慣れた道を歩くこと数分。多くの生徒で賑わう校舎近くに貼られているクラス表を確認し、昇降口へ。
「おーっす、翔太」
「はよ〜」
「おはよう。また同じクラスだったな」
付き合いの長い友人らと談笑しながら時間を潰し、いよいよ新学期恒例の集会が始まる。
眠気を抑えつつ話を聞き終え教室へ帰れば、もう解散の時間。
「じゃ、気をつけて帰れよー」
三年生となれば帰りのHRもサクッと終わり、皆が一斉に席を立つ。
がやがやと話し声が聞こえる中、自分も帰ろうとした翔太は担任に引き留められた。
「佐藤、今日この後時間あるか?」
「? あ、はい。あります」
自分の知らぬところで悪さをしたのかと思わず疑ってしまったが、担任は封筒を翔太に手渡す。
「××病院にいる『――』に、これを渡してほしいんだ。……頼めるか?」
控えめに尋ねた担任の意図を、翔太は何となく察した。
なぜならその病院は、翔太の父が搬送され――亡くなった場所。通っていたとはいえ、良い思い出はないが。

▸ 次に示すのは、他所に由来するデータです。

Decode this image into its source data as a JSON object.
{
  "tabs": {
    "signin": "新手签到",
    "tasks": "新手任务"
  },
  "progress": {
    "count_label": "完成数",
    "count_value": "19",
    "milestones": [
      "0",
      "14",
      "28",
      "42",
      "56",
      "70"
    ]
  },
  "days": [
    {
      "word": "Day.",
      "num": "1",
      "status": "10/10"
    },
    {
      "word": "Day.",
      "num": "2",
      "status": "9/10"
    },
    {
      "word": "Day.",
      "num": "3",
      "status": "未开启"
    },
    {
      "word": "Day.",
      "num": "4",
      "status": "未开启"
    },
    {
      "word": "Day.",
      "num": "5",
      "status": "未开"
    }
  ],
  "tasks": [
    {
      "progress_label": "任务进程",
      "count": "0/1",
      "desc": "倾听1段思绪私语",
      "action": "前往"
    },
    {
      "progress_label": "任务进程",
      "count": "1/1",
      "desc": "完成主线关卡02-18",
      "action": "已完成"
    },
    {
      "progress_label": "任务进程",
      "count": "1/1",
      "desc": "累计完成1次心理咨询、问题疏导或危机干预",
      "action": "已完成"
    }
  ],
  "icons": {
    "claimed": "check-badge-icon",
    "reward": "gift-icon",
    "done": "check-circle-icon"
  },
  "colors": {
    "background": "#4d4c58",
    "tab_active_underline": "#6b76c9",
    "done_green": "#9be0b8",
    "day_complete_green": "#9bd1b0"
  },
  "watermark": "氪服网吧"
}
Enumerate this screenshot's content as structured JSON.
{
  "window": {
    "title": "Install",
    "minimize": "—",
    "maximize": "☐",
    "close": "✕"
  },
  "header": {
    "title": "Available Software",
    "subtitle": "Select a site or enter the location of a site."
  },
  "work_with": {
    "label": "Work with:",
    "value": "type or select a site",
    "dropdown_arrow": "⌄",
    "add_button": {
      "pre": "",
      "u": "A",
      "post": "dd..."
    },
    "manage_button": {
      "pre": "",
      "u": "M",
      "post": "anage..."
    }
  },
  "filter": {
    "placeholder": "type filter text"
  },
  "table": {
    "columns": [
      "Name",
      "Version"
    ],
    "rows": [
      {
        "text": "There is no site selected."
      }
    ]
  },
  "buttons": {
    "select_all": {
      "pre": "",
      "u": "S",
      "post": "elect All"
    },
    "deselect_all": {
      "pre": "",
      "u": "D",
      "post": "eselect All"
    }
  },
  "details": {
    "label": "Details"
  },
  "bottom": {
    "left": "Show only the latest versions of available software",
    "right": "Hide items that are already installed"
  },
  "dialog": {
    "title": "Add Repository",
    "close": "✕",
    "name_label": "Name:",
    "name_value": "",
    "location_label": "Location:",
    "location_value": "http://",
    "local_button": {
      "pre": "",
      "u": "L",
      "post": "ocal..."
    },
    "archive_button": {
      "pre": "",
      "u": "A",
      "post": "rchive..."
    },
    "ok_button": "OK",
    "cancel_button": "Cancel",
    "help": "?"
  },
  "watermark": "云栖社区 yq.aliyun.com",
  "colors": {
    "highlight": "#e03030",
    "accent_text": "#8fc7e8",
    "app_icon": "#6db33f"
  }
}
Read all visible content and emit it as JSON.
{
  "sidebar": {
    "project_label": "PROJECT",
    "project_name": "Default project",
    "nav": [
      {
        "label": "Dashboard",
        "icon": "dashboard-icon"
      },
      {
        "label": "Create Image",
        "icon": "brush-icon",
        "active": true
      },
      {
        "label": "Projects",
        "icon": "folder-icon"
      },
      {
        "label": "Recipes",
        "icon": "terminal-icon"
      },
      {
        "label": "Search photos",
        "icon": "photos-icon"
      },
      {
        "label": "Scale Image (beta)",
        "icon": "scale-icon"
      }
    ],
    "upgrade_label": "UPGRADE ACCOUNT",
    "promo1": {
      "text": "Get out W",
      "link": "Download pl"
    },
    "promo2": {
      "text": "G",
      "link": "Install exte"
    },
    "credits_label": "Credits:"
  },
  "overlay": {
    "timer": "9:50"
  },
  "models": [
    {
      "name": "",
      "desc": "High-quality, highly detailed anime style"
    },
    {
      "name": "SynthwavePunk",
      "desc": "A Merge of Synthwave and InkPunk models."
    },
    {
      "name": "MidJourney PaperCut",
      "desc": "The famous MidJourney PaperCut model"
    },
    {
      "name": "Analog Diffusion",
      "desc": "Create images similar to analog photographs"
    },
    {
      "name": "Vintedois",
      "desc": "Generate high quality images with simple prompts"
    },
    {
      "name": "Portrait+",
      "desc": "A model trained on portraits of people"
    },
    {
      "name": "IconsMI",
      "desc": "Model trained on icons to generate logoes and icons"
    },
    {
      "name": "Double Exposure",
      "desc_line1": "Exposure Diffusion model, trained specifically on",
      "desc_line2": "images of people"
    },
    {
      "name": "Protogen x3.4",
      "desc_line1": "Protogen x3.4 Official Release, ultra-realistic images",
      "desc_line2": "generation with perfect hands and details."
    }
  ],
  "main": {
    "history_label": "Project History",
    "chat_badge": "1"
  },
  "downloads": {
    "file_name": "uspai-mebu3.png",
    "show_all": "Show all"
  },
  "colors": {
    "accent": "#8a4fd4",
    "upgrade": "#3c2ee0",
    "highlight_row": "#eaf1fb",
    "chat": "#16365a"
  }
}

「はい、分かりました。ナースの方に渡せばいいですか?」
封筒を受け取った翔太に、担任はホッとしながら「助かる」と頷く。
「悪いな」
「いえ。それじゃあ、さようなら先生」
封筒を鞄に収めた翔太は、
(『――』さんって確か、クラス名簿に載ってたよな。……病院に入院でもしたのか)
バスに揺られながら数分。病院に到着した翔太は、迷いなく階を上がってナースステーションへ。
「あの、すみません」
「はいはい」
ナースのひとりに事情を話せばすぐに理解を示し、「わざわざありがとう」と謝辞を述べられる。
「じゃあこれを……」
「もし良かったら、直接渡してあげてくれないかな。部屋まで案内するから」
と、お願いするナースの表情は憂いを帯びており、翔太は目を丸くしながらも承諾。
ナースに案内された病室の扉を開けば――ふわりと舞う桜の花びら。
「『――』ちゃん、同じクラスの子が荷物を届けに来てくれたよ」
開けた窓枠に手を置き、咲き誇る桜を眺めていた少女がこちらへと振り向く。
「ありがとうございますっ。佐藤くん」
「あれ、なんで知ってるの?」
「一年の時同じクラスだった方の顔は覚えていますよ。……あっ、挨拶が遅れました」
黒に近い茶髪を翻した少女は笑みを浮かべて。
「改めまして、私の名前は――」
「――ッ⁉︎」
「あ、起きた」
酷い胸騒ぎとともに飛び起きたクロヴィスは、未だ止まぬ動悸に目を白黒させつつ、ベッド傍に座るラフェルトを見遣る。
「どうだった? “昔”の夢は」
目を細めるラフェルトを睥睨し、吐き捨てるように答えた。